Ok, sounds like we need to figure out how grabs work for devices which
are both pointer and keyboard then. I can't, frankly, think of a better
way than having them appear as two logical SDs. Which leaves us with
slightly weird event delivery, but that seems better than complicated
> The main point of input classes in XI2 would be to specifiy capabilities in
> detail. Some of the input classes aren't particularly great for that so they
> could do with a redesign. Example here is the ValuatorInfo that only allows
> for a single state across all axes.
With the above discussion, it seems like SDs are either 'pointer' or
'keyboard' devices, and beyond that, they've got a collection of keys or
buttons/axes. Making sure the per-axis information isn't constrained by
some global device information seems like a requirement here.
> Current deviceids are CARD8, so CARD32 would still require a reimplementation.
> Now, at least for XI2 this may not be a problem as we could decide the upper
> 24 bit as "reserved for future use" and continue to only use 8 bits in
> requests and replies - until those are reimplemented at a later point in time.
I guess I don't see any huge 're-implementation' here -- you're just
widening a data type. It may cause a flag-day for input devices, but
we've been there before.
> 16 bit ids were chosen mainly because the fit nicely after the event type in
> the GenericEvent. Before we run out of 2^16 deviceids per X server, we run
> into other issues anyway.
Ok, seems fairly reasonable.
> XI valuators are already 32 bits, and we probably shouldn't scale down.

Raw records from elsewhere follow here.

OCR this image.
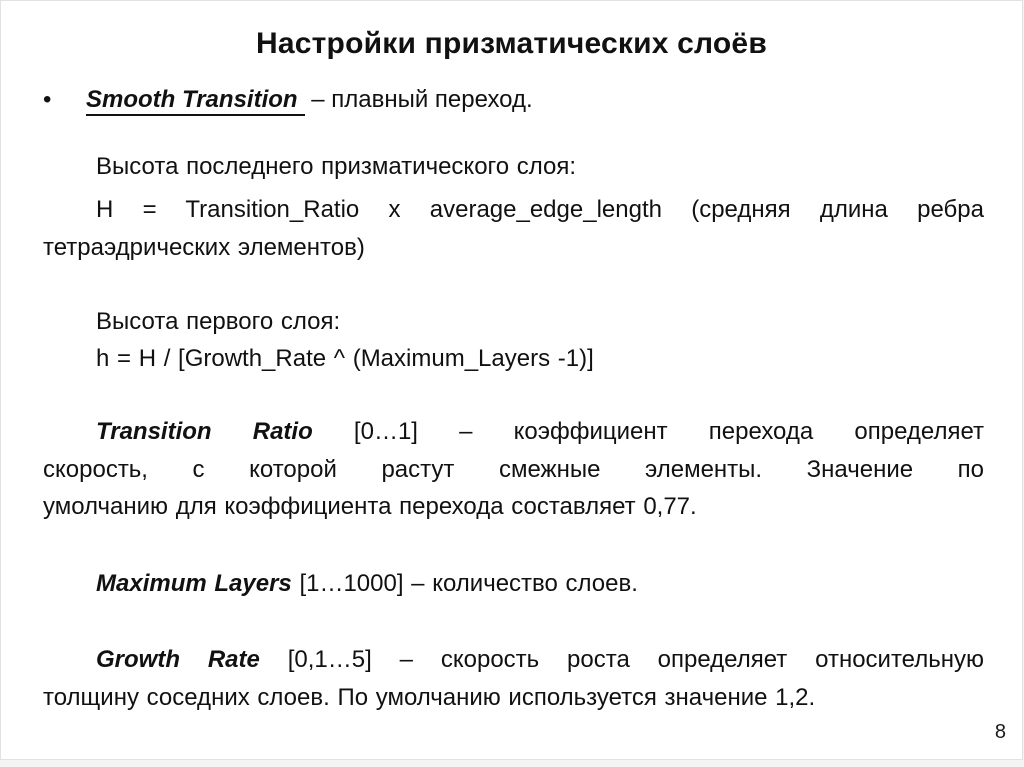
Настройки призматических слоёв
• Smooth Transition – плавный переход.
Высота последнего призматического слоя:
H = Transition_Ratio x average_edge_length (средняя длина ребра
тетраэдрических элементов)
Высота первого слоя:
h = H / [Growth_Rate ^ (Maximum_Layers -1)]
Transition Ratio [0…1] – коэффициент перехода определяет
скорость, с которой растут смежные элементы. Значение по
умолчанию для коэффициента перехода составляет 0,77.
Maximum Layers [1…1000] – количество слоев.
Growth Rate [0,1…5] – скорость роста определяет относительную
толщину соседних слоев. По умолчанию используется значение 1,2.
8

> we accept integer-only format in the valuator
Right, so we use 16.16 fixed point for their screen coordinates then and
get plenty of sub-pixel position.
> Another thing discussed briefly was the use of a separate format internal to
> the server, i.e. the XI events are assembled at delivery time, not carried
> through the server. This is an implementation detail though and shouldn't be
> too hard to support.
Hmm. With the generic event stuff fixing the list-of-events disaster, is
there some other format you'd prefer? Adding a gratuitous data type
doesn't seem like a winning plan here.